Building a Real-Time Dashboard with TanStack Query and WebSockets
TanStack Query (formerly React Query) is one of those libraries that, once you use it, you wonder how you ever managed without it. The combination of automatic background refetching, stale-while-revalidate caching, and dead-simple deduplication handles 90% of data fetching use cases elegantly.
But then there's the 10%: live data that needs to update in real time without polling.
The challenge
I was building an analytics dashboard that showed live request counts, error rates, and latency percentiles. The data needed to update every few seconds, and polling felt wasteful — we'd be hitting the database on every interval regardless of whether anything had changed.
WebSockets were the obvious answer, but I didn't want to abandon TanStack Query's caching layer. I wanted the best of both worlds: live updates and the ability to hydrate from a server-side initial fetch.
The approach
TanStack Query exposes a queryClient that lets you manually set and invalidate cached data. Combined with a WebSocket connection, you can push live updates directly into the cache:
const queryClient = useQueryClient()
useEffect(() => {
const ws = new WebSocket('wss://api.example.com/metrics/live')

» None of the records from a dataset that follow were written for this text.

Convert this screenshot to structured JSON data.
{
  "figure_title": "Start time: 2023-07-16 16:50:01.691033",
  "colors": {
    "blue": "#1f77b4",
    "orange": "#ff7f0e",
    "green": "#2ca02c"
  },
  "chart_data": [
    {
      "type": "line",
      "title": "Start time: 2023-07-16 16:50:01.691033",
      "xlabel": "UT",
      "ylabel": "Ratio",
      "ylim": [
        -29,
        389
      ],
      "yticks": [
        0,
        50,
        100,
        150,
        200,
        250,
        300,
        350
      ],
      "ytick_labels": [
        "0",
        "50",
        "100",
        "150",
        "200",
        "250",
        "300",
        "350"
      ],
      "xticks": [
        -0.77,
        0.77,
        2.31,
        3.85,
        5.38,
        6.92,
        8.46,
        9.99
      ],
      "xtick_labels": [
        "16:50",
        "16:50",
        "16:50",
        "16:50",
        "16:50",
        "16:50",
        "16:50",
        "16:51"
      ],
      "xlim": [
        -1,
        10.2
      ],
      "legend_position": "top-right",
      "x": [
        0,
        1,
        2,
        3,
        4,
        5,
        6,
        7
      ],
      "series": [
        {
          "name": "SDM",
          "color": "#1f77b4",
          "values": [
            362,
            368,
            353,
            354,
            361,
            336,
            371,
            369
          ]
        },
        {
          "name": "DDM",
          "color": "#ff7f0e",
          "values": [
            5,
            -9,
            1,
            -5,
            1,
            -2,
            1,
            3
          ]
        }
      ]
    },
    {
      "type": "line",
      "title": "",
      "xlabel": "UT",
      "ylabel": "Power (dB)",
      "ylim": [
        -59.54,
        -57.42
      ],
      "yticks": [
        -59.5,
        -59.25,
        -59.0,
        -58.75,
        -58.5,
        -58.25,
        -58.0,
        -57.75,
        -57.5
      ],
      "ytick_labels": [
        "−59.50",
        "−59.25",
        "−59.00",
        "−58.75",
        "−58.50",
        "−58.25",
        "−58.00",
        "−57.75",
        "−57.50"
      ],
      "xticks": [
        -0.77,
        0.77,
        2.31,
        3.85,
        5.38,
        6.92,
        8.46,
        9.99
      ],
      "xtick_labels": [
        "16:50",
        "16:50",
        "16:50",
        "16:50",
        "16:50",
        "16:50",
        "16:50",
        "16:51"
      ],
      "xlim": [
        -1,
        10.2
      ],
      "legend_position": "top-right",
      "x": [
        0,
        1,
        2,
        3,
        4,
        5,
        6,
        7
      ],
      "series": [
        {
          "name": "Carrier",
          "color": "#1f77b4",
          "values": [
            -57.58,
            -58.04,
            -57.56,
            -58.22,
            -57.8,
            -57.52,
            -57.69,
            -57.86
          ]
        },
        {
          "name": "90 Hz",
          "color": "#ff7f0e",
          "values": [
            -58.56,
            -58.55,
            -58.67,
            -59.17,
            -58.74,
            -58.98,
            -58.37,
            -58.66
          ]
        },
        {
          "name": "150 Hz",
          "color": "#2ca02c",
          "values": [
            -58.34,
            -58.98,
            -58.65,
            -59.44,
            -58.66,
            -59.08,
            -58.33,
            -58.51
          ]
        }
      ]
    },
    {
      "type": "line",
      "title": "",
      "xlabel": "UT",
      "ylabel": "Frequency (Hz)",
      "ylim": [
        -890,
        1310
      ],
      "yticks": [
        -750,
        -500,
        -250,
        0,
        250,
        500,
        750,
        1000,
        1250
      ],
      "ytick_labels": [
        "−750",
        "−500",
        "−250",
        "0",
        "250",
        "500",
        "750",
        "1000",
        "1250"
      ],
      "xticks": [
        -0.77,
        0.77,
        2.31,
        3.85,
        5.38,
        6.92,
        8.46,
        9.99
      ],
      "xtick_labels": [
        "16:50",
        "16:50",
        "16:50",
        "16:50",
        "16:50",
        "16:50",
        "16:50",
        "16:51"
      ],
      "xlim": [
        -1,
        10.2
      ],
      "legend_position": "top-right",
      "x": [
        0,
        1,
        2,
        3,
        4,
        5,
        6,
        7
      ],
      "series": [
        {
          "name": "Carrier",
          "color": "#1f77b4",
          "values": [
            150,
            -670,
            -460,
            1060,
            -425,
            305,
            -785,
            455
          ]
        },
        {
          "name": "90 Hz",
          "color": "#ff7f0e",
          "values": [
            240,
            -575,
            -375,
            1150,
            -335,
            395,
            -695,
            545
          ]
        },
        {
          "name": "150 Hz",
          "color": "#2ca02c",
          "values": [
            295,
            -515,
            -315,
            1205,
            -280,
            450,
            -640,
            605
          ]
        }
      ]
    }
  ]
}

ws.onmessage = (event) => {
const metrics = JSON.parse(event.data)
queryClient.setQueryData(['metrics', 'live'], metrics)
}
return () => ws.close()
}, [queryClient])
The consuming component doesn't need to know anything about WebSockets — it just uses useQuery as normal:
const { data: metrics } = useQuery({
queryKey: ['metrics', 'live'],
queryFn: fetchMetrics, // initial fetch
staleTime: Infinity, // don't auto-refetch; WS handles updates
})
The result
The dashboard now hydrates instantly on load from the server-side fetch, then transitions seamlessly to live WebSocket updates. If the WebSocket disconnects, TanStack Query's retry logic kicks in for the initial fetch, giving us a graceful fallback.
The pattern is simple enough that I've extracted it into a small hook we reuse across several dashboard pages. The key insight is that TanStack Query's cache is just a map — anything that can write to it can serve as a data source, not just HTTP requests.